Where now, brown cow?

Where now, brown cow?

Copyright 2004, Traffic World, Inc.

Spurred by the threat of mad cow disease, the U.S. Department of Agriculture plans to use radio frequency identification technology to track millions of animals in transport from "farm to fork."

The Dec. 23 discovery of bovine spongiform encephalitis in a slaughtered cow in Washington adds urgency to the government''s plans to identify and track animals in the food chain. The U.S. Animal Identification Plan, which aims to track everything from pigs to alpacas, already includes the use of RFID tags on cattle by 2006, "contingent on adequate funding to support the introduction of RFID tags."

Secretary of Agriculture Ann M. Veneman wants that system in place as quickly as possible. "I have asked USDA''s Chief Information Officer to make it a top priority to develop the technology architecture necessary to implement an effective and verifiable system throughout the country," Veneman said at a Jan. 21 House Agriculture Committee hearing.

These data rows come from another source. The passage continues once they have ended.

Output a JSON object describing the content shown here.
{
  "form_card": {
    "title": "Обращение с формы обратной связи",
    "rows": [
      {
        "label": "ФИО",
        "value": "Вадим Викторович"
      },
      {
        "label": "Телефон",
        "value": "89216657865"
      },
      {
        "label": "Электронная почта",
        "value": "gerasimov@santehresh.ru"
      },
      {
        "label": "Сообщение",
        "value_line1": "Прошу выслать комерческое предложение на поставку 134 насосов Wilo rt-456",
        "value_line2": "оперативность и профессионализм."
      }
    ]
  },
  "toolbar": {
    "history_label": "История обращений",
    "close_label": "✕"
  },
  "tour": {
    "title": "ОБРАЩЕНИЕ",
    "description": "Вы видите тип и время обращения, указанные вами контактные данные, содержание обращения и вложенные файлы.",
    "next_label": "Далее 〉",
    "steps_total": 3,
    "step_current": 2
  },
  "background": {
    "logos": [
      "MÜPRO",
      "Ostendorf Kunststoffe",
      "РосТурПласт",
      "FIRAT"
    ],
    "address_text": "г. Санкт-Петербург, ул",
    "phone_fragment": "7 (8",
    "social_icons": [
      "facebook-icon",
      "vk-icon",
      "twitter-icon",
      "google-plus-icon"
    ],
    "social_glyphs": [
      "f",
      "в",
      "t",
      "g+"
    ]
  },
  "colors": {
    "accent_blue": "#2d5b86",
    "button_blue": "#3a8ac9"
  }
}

Other countries, including Australia and Canada, already use RFID to track cattle (the use of RFID tags became mandatory in Canada Jan. 5). The major obstacle in the United States is the size of the market, the cost of the technology to ranchers and the lack of a central database. Some meat producers have resisted the development of a central cattle database with competitors.

Attempts to track down the cows imported from Canada along with the diseased animal illustrate just how hard cattle tracking can be. Out of a group of 81 cattle, only 23 had been located and identified by Jan. 21.